FSDG and pip

17 replies [Last post]
chaosmonk

I am a member!

I am a translator!

Offline
Joined: 07/07/2017

As discussed in this bug report,[1] pip allows the user to search and install software from pypi.org, some of which is proprietary. It looks like pip is going to be removed entirely[2] to address this freedom issue. However, since most software in the PyPI repository is free, I think it would be preferable to modify pip so that it refuses to recommend or install any non-free software in the PyPI repo.
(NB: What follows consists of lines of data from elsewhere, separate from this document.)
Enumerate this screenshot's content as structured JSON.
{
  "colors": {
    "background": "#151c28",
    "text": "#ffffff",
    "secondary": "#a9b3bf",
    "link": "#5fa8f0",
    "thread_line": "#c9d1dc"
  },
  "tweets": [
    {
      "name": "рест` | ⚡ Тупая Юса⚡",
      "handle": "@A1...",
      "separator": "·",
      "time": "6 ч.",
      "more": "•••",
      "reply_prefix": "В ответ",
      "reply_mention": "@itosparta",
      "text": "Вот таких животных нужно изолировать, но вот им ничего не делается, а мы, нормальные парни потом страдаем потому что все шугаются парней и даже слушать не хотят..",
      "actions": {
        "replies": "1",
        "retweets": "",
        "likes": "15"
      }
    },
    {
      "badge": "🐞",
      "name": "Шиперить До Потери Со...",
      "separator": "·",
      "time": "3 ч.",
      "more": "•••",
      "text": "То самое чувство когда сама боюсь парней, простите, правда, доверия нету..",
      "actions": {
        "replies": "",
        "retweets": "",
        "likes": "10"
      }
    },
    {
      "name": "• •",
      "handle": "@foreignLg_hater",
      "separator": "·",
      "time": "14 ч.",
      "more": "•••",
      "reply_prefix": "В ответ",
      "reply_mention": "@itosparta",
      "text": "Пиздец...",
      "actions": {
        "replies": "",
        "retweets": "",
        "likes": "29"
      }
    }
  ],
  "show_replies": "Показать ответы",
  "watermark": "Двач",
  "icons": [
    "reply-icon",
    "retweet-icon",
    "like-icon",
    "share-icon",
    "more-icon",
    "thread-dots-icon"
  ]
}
For each PyPI package there is a json file at https://pypi.org/pypi/[package name]/json containing metadata including licensing information and a list of dependencies. I've written some code that uses this information to check the license of a package and packages in its dependency tree to determine whether it is or requires non-free software. I've modified pip's code so that 'pip search' only lists packages that pass the license check and 'pip install [package]' will refuse to install a package that is non-free or has non-free dependencies.

Before I put more time into this, I'd like some feedback on several points.

(1) Is this approach potentially sufficient to satisfy the FSDG? If not, the rest of these questions are irrelevant.

(2) With what I have now, attempting to install proprietary software returns

[package] has non-free or unclear license.
Not installing [package]

and attempting to install free software with proprietary dependencies returns

one or more dependencies of [package] has non-free or unclear license.
Not installing [package]

Is this appropriate, or should pip act as if the software does not exist at all?

(3) The biggest challenge has been that the license data is inconsistent and often unclear. Many packages do state the license using a consistent format, such as

License :: OSI Approved :: GNU General Public License v3 (GPLv3)

but others use a variety of formats such as "GPLv3", "GNU GPL", or "GNU General Public License", "gpl", or even the entire text of the GPL. Some packages have multiple license statements or no license statements.

This makes it a real pain to compile a whitelist of acceptable license statements, and it seems inevitable that some free packages are going to be inaccurately excluded. While we should avoid excluding free software as much as possible, the most important thing is that no proprietary software slips through. I would appreciate input on the standard of clarity that should be required in order to whitelist a license statement. If you think you can provide guidance, please see here[3] for the whitelist as it currently stands and a description of my approach so far.

(4) Is anyone aware of situations other than from 'pip search [query]' and 'pip install [non-free package]' in which pip's behavior needs to be modified in order to satisfy the FSDG?

Thanks for any guidance or assistance anyone can provide.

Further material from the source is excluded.